Business Insider – The role of media agencies has never been more in doubt, if a new report by the Association of National Advertisers is anything to go by.
More than 35% of companies that responded to a new ANA survey said they had expanded their in-house programmatic media-buying capabilities and limited the role of outside agencies, up from 14% in 2016. Programmatic buying lets advertisers purchase digital ads online algorithmically through a bidding system in real time.
“It’s clear that a growing number of marketers are taking increasing control of their media investments,” ANA CEO Bob Liodice said. “They’re making important changes to their programmatic buying practices to address media transparency concerns.”
Specifically, marketers are moving sensitive responsibilities in-house and getting smarter about their programmatic decisions, according to Liodice. Sixty-nine percent of the 149 respondents, for instance, said they handled the strategy for their campaigns and contracts internally, leaving the execution up to their agencies.
The report is in line with current trends, with a growing roster of brands including Sprint, Allstate, StubHub, Unilever, and Netflix taking some digital and programmatic ad buying in-house in recent years. Others, like Procter & Gamble, have gone as far as to slash their programmatic investments.
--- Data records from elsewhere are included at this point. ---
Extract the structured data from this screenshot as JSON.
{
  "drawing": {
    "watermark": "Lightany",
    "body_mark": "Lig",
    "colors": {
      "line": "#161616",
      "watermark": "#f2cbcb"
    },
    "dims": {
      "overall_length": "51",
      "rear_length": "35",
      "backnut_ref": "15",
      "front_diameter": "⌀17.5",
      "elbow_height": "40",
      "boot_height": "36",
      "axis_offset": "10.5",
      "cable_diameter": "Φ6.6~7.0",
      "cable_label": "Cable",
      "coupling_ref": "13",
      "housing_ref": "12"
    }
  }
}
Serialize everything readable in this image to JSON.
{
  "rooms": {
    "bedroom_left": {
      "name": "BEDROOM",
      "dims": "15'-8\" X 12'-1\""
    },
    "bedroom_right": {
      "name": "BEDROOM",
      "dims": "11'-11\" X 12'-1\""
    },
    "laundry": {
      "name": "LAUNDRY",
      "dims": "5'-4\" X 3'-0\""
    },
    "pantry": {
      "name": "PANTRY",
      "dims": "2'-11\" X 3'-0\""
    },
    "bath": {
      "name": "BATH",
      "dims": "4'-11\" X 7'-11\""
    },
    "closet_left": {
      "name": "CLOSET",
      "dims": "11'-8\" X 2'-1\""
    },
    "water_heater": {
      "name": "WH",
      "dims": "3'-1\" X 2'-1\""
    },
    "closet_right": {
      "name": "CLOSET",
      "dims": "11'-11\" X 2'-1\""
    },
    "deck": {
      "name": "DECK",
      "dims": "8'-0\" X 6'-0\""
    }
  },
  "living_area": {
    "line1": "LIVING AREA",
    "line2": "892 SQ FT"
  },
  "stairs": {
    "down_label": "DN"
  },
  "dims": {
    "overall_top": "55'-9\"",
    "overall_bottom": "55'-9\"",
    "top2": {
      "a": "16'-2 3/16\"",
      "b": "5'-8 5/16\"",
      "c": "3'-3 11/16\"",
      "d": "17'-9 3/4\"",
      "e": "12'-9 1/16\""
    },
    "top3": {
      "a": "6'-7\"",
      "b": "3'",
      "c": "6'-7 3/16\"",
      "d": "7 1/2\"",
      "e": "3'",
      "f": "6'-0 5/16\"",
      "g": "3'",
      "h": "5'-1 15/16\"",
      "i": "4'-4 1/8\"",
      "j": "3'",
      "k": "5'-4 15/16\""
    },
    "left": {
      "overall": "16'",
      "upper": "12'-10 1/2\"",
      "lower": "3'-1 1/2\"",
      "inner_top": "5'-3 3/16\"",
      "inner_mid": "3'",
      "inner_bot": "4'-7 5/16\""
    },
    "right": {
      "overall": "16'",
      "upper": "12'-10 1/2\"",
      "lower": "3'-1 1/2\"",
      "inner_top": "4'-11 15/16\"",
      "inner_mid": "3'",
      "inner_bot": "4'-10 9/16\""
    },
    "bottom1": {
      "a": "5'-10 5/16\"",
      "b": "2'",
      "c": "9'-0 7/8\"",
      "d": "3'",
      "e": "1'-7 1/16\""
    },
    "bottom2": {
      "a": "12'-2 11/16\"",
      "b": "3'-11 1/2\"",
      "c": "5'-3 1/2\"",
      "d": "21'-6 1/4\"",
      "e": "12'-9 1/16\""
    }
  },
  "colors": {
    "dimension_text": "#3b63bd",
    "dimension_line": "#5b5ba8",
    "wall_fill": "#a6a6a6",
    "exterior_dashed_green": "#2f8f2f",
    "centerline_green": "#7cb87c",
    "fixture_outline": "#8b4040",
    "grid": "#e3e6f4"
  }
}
It’s the latest example of pressure mounting on the classic ad agency model, with the brands looking to exert more control over their first-party data and avoid high agency and vendor fees.
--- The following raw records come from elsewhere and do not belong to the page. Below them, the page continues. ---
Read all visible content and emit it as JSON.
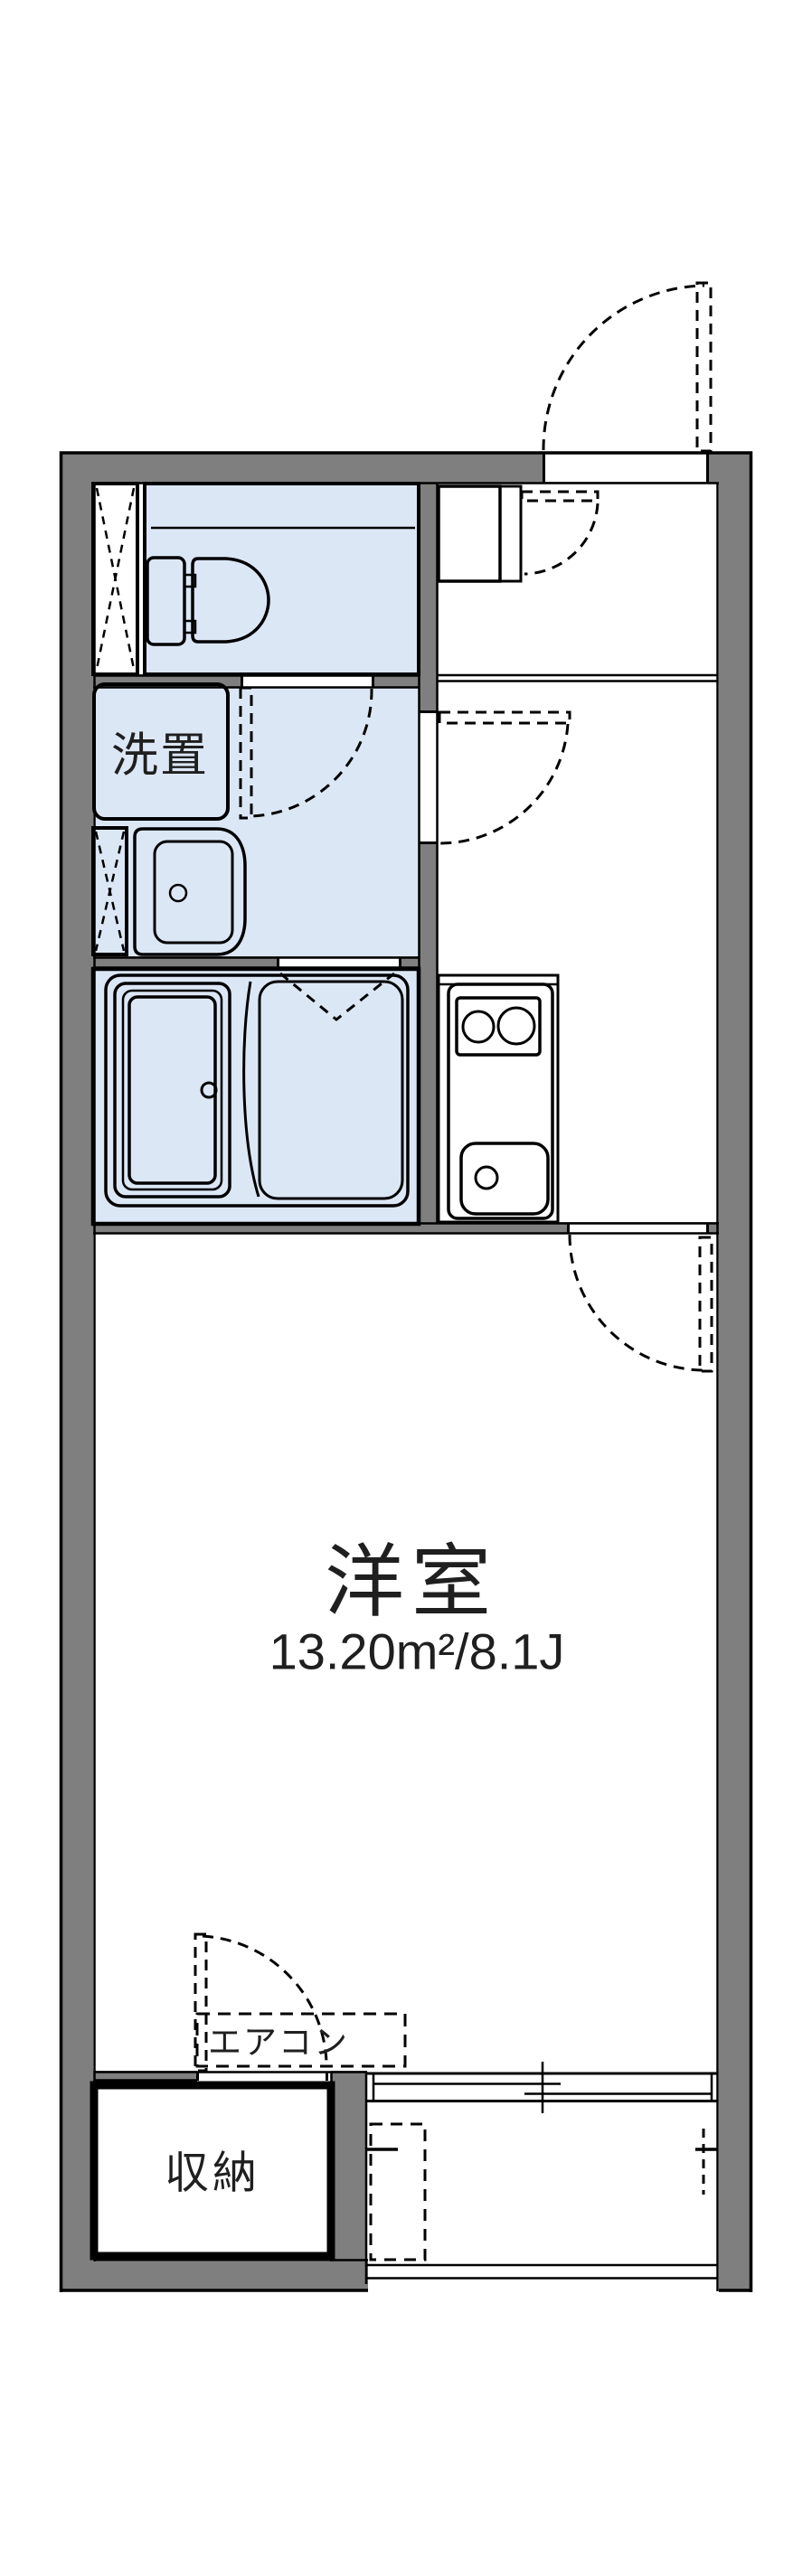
{
  "floor_plan": {
    "labels": {
      "laundry": "洗置",
      "main_room": "洋室",
      "main_room_area": "13.20m²/8.1J",
      "aircon": "エアコン",
      "storage": "収納"
    },
    "rooms": [
      {
        "name": "toilet-room"
      },
      {
        "name": "washroom"
      },
      {
        "name": "bathroom"
      },
      {
        "name": "kitchen-hallway"
      },
      {
        "name": "western-room",
        "label": "洋室",
        "area": "13.20m²/8.1J"
      },
      {
        "name": "storage-closet",
        "label": "収納"
      },
      {
        "name": "balcony"
      }
    ],
    "fixtures": [
      "toilet",
      "washbasin",
      "laundry-pan",
      "bathtub",
      "shower-floor",
      "kitchen-stove",
      "kitchen-sink",
      "shoe-cabinet",
      "air-conditioner",
      "sliding-window"
    ],
    "colors": {
      "wall": "#7f7f7f",
      "wet_room": "#dce7f6",
      "storage_fill": "#fcf0da",
      "line": "#000000",
      "background": "#ffffff"
    }
  }
}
Programmatic is intended to let advertisers target their audiences better, build greater reach, and optimize their ads and spends in real-time. But marketers have been motivated to take things into their own hands by prevailing issues of ad fraud in the digital advertising industry, where clicks on digital ads and traffic can be generated fraudulently by bots.
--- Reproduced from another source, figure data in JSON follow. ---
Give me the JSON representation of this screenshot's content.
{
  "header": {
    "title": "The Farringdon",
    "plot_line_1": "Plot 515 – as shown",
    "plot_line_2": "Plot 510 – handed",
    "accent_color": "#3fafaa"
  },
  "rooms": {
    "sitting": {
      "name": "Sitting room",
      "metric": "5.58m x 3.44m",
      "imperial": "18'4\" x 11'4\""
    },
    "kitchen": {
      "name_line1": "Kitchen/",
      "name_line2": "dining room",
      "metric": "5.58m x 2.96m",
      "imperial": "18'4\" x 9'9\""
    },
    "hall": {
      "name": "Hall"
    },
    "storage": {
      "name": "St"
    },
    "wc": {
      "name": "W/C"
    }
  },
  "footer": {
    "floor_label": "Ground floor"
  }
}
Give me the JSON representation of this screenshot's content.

And they seem to be getting savvier with how they tackle these issues, which came to a head when the ANA released a bombshell report on kickbacks in the ad industry in 2016.
Only 19% of the respondents (versus 34% last year), for example, said they had opted in for an undisclosed programmatic model with their agencies. In such a model, advertisers see only the final price they are being charged rather than the actual winning price that their digital ads were bid for online, giving rise to nontransparent agency margins and fees.
Further, most brands said they had one member of their marketing team dedicated completely to dealing with their programmatic initiatives and three others working on their programmatic initiatives apart from their other responsibilities.
But while marketers are taking charge on issues of fraud and transparency, an overwhelming majority still remain concerned about brand safety, instances in which their ads end up next to questionable content online. Seventy-eight percent of the respondents said they were either concerned or very concerned about brand-safety issues in programmatic media buying.
This is not a surprise, said Todd Krizelman, the CEO and cofounder of the ad analytics platform MediaRadar.
“With a growing chorus raising the volume on brand safety concerns, we saw a 17% decline year-over-year in programmatic ad placement in June,” he said. “While programmatic ad placement is now rebounding, brands are being more careful in where they deploy their ads. Emphasis on private market place buys is increasing.”